È esattamente quello che sostiene Della Valle che, nel caso di Rcs, accusa le banche finanziatrici del gruppo (Mediobanca, Intesa, Ubi, Unicredit, Bnl e Pop Milano) di aver orchestrato un piano di rilancio a loro immagine e somiglianza: hanno studiato un aumento di capitale, estremamente diluitivo, di almeno 400 milioni, 200 dei quali andranno immediatamente utilizzati per rimborsare i crediti. Di queste banche, tra l'altro, Mediobanca e Intesa sono anche azioniste nel patto di sindacato Rcs e da sole hanno il 18,6% del capitale: senza la loro adesione sarebbe stato difficile chiudere l'operazione che richiedeva almeno il 50% di sottoscrizione dei soci per far scattare la garanzia del consorzio sull'inoptato. E chi partecipa al consorzio? Le stesse banche creditrici. E il cerchio si chiude. Secondo Della Valle si tratta di un rientro dei crediti bancari finanziato con i soldi i soci, a condizioni diluitive, e ben poco utile al rilancio della società. Mentre la strada maestra sarebbe stata quella di rinunciare a parte del debito e/o trasformarne un'altra in equity: così sì, dice Mr Tod's, si aiutava il «Corriere». Un'operazione di questo tipo è stata fatta, un anno fa, per Fonsai. Ma pure in quel caso, le banche hanno avuto un trattamento particolare quando, nell'integrazione con Unipol, è stata salvata la holding Premafin, a sua volta indebitata.

Il caso Rcs piomba sul mercato nelle stesse ore in cui si discute la sorte di Telecom, dove alcune delle stesse banche (Mediobanca e Intesa, questa volta azioniste) potrebbero avvantaggiarsi di un'offerta (quella dei cinesi di H3g) che non riconoscerà un'euro al mercato. E qui si parla di mezzo milione di azionisti, non dei pochi affezionati di Rcs.

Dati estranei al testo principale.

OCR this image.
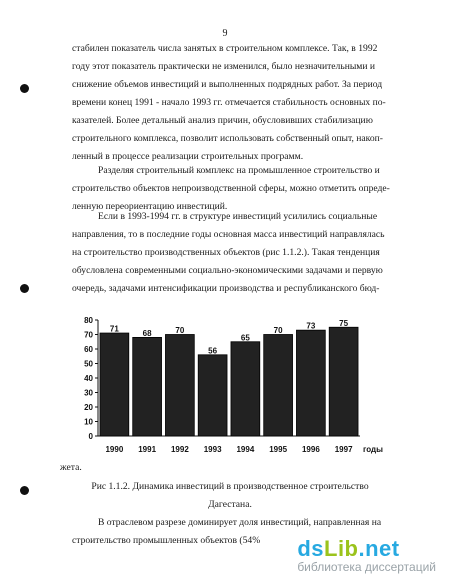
9
стабилен показатель числа занятых в строительном комплексе. Так, в 1992
году этот показатель практически не изменился, было незначительными и
снижение объемов инвестиций и выполненных подрядных работ. За период
времени конец 1991 - начало 1993 гг. отмечается стабильность основных по-
казателей. Более детальный анализ причин, обусловивших стабилизацию
строительного комплекса, позволит использовать собственный опыт, накоп-
ленный в процессе реализации строительных программ.
Разделяя строительный комплекс на промышленное строительство и
строительство объектов непроизводственной сферы, можно отметить опреде-
ленную переориентацию инвестиций.
Если в 1993-1994 гг. в структуре инвестиций усилились социальные
направления, то в последние годы основная масса инвестиций направлялась
на строительство производственных объектов (рис 1.1.2.). Такая тенденция
обусловлена современными социально-экономическими задачами и первую
очередь, задачами интенсификации производства и республиканского бюд-
0
10
20
30
40
50
60
70
80
71
1990
68
1991
70
1992
56
1993
65
1994
70
1995
73
1996
75
1997 годы
жета.
Рис 1.1.2. Динамика инвестиций в производственное строительство
Дагестана.
В отраслевом разрезе доминирует доля инвестиций, направленная на
строительство промышленных объектов (54%	dsLib.net
библиотека диссертаций
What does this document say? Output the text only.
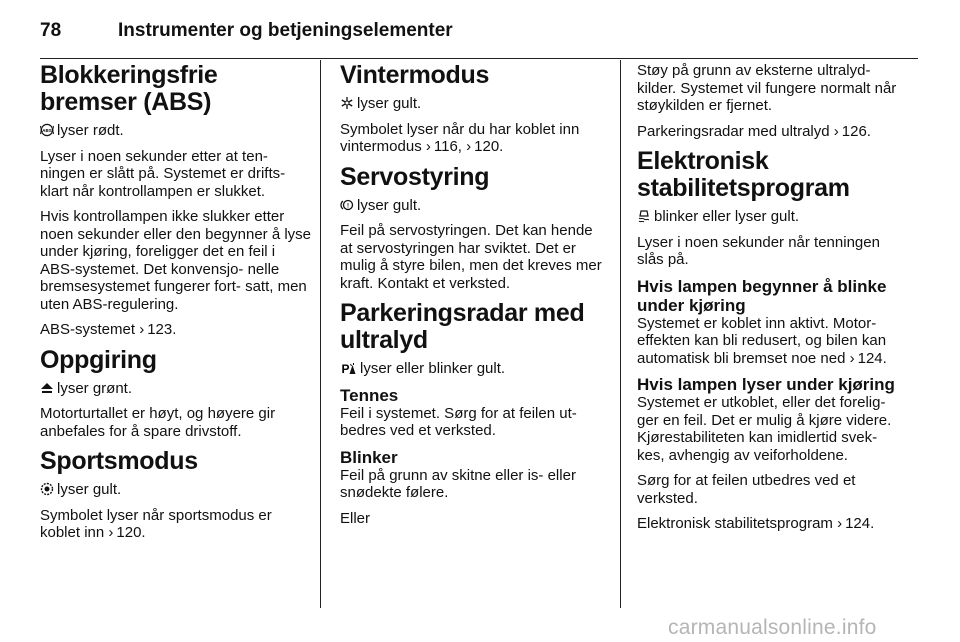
78	Instrumenter og betjeningselementer
Blokkeringsfrie bremser (ABS)

ABS lyser rødt.

Lyser i noen sekunder etter at ten- ningen er slått på. Systemet er drifts- klart når kontrollampen er slukket.

Hvis kontrollampen ikke slukker etter noen sekunder eller den begynner å lyse under kjøring, foreligger det en feil i ABS-systemet. Det konvensjo- nelle bremsesystemet fungerer fort- satt, men uten ABS-regulering.

ABS-systemet › 123.

Oppgiring

lyser grønt.

Motorturtallet er høyt, og høyere gir anbefales for å spare drivstoff.

Sportsmodus

lyser gult.

Symbolet lyser når sportsmodus er koblet inn › 120.

Vintermodus

lyser gult.

Symbolet lyser når du har koblet inn vintermodus › 116, › 120.

Servostyring

! lyser gult.

Feil på servostyringen. Det kan hende at servostyringen har sviktet. Det er mulig å styre bilen, men det kreves mer kraft. Kontakt et verksted.

Parkeringsradar med ultralyd

P lyser eller blinker gult.

Tennes

Feil i systemet. Sørg for at feilen ut- bedres ved et verksted.

Blinker

Feil på grunn av skitne eller is- eller snødekte følere.

Eller

Støy på grunn av eksterne ultralyd- kilder. Systemet vil fungere normalt når støykilden er fjernet.

Parkeringsradar med ultralyd › 126.

Elektronisk stabilitetsprogram

blinker eller lyser gult.

Lyser i noen sekunder når tenningen slås på.

Hvis lampen begynner å blinke under kjøring

Systemet er koblet inn aktivt. Motor- effekten kan bli redusert, og bilen kan automatisk bli bremset noe ned › 124.

Hvis lampen lyser under kjøring

Systemet er utkoblet, eller det forelig- ger en feil. Det er mulig å kjøre videre. Kjørestabiliteten kan imidlertid svek- kes, avhengig av veiforholdene.

Sørg for at feilen utbedres ved et verksted.

Elektronisk stabilitetsprogram › 124.

carmanualsonline.info
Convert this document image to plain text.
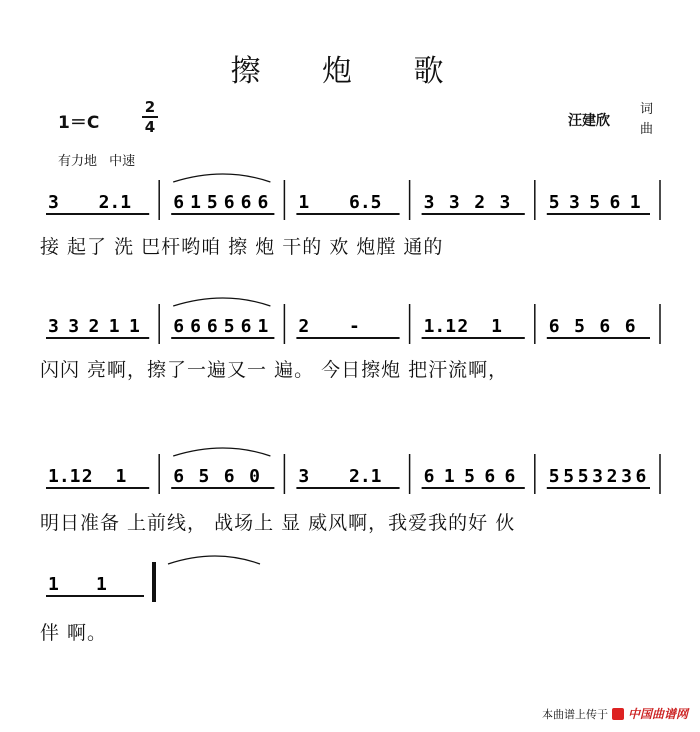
擦 炮 歌
1＝C
2
4	汪建欣
词
曲
有力地 中速
3 2.1 6 1 5 6 6 6 1 6.5 3 3 2 3 5 3 5 6 1
3 3 2 1 1 6 6 6 5 6 1 2 -	1.1 2 1	6 5 6 6
1.1 2 1	6 5 6 0 3 2.1 6 1 5 6 6 5 5 5 3 2 3 6
1 1
接 起了 洗 巴杆哟咱 擦 炮 干的 欢 炮膛 通的
闪闪 亮啊，擦了一遍又一 遍。 今日擦炮 把汗流啊，
明日准备 上前线， 战场上 显 威风啊，我爱我的好 伙
伴 啊。
本曲谱上传于 中国曲谱网
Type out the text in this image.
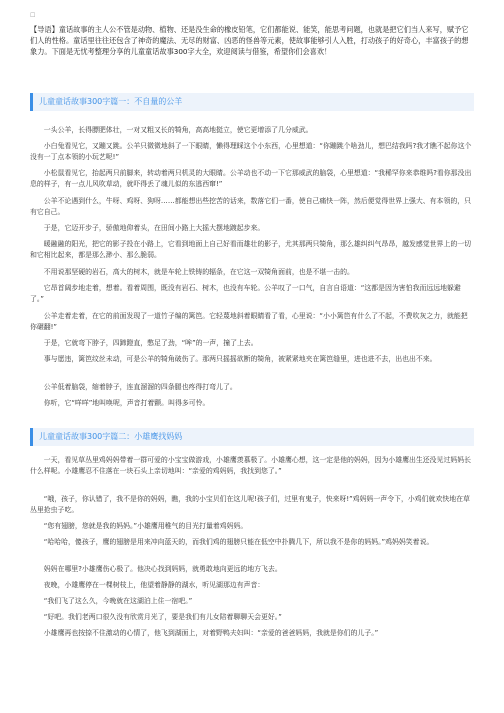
☐
【导语】童话故事的主人公不管是动物、植物、还是没生命的橡皮铅笔，它们都能说、能笑，能思考问题，也就是把它们当人来写，赋予它们人的性格。童话里往往还包含了神奇的魔法、无尽的财富、凶恶的怪兽等元素，使故事能够引人入胜，打动孩子的好奇心，丰富孩子的想象力。下面是无忧考整理分享的儿童童话故事300字大全，欢迎阅读与借鉴，希望你们会喜欢！
儿童童话故事300字篇一：不自量的公羊
一头公羊，长得膘肥体壮，一对又粗又长的犄角，高高地挺立，使它更增添了几分威武。
小白兔看见它，又蹦又跳。公羊只微微地斜了一下眼睛，懒得理睬这个小东西，心里想道：“你蹦跳个啥劲儿，想巴结我吗?我才瞧不起你这个没有一丁点本领的小玩艺呢!”
小松鼠看见它，抬起两只前脚来，转动着两只机灵的大眼睛。公羊动也不动一下它那威武的脑袋，心里想道：“我稀罕你来恭维吗?看你那没出息的样子，有一点儿风吹草动，就吓得丢了魂儿似的东逃西窜!”
公羊不论遇到什么，牛呀、鸡呀、狗呀……都能想出些挖苦的话来，数落它们一番，使自己痛快一阵，然后便觉得世界上强大、有本领的，只有它自己。
于是，它迈开步子，骄傲地仰着头，在田间小路上大摇大摆地踱起步来。
暖融融的阳光，把它的影子投在小路上，它看到地面上自己好看而雄壮的影子，尤其那两只犄角，那么雄纠纠气昂昂，越发感觉世界上的一切和它相比起来，都是那么渺小、那么脆弱。
不用说那坚硬的岩石，高大的树木，就是车轮上铁铸的辐条，在它这一双犄角面前，也是不堪一击的。
它昂首阔步地走着，想着。看着周围，既没有岩石、树木，也没有车轮。公羊叹了一口气，自言自语道：“这都是因为害怕我而远远地躲避了。”
公羊走着走着，在它的前面发现了一道竹子编的篱笆。它轻蔑地斜着眼睛看了看，心里说：“小小篱笆有什么了不起，不费吹灰之力，就能把你碾翻!”
于是，它就弯下脖子，四蹄蹬直，憋足了劲，“哞”的一声，撞了上去。
事与愿违，篱笆纹丝未动，可是公羊的犄角破伤了。那两只摇摇欲断的犄角，被紧紧地夹在篱笆缝里，进也进不去，出也出不来。
公羊低着脑袋，缩着脖子，连直溜溜的四条腿也疼得打弯儿了。
你听，它“咩咩”地叫唤呢，声音打着颤。叫得多可怜。
儿童童话故事300字篇二：小雄鹰找妈妈
一天，看见草丛里鸡妈妈带着一群可爱的小宝宝做游戏，小雄鹰羡慕极了。小雄鹰心想，这一定是他的妈妈，因为小雄鹰出生还没见过妈妈长什么样呢。小雄鹰忍不住落在一块石头上亲切地叫：“亲爱的鸡妈妈，我找到您了。”
“哦，孩子，你认错了，我不是你的妈妈，瞧，我的小宝贝们在这儿呢!孩子们，过里有鬼子，快来呀!”鸡妈妈一声令下，小鸡们就欢快地在草丛里抢虫子吃。
“您有翅膀，您就是我的妈妈。”小雄鹰用稚气的目光打量着鸡妈妈。
“哈哈哈，傻孩子，鹰的翅膀是用来冲向蓝天的，而我们鸡的翅膀只能在低空中扑腾几下，所以我不是你的妈妈。”鸡妈妈笑着说。
妈妈在哪里?小雄鹰伤心极了。他决心找到妈妈，就勇敢地向更远的地方飞去。
夜晚，小雄鹰停在一棵树枝上，他望着静静的湖水，听见湖那边有声音：
“我们飞了这么久，今晚就在这湖泊上住一宿吧。”
“好吧。我们老两口很久没有欣赏月光了，要是我们有儿女陪着聊聊天会更好。”
小雄鹰再也按捺不住激动的心情了，他飞到湖面上，对着野鸭夫妇叫：“亲爱的爸爸妈妈，我就是你们的儿子。”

Ieri è stata annunciata un'operazione, quella dell'ingresso di Rosneft in Saras, nella quale una parte delle azioni verranno acquistate attraverso un'Opa parziale a riparto: questo potrebbe essere lo schema da applicare a Telecom se si volesse essere «market friendly». Vedremo cosa verrà deciso, anche in questo caso, nelle prossime settimane.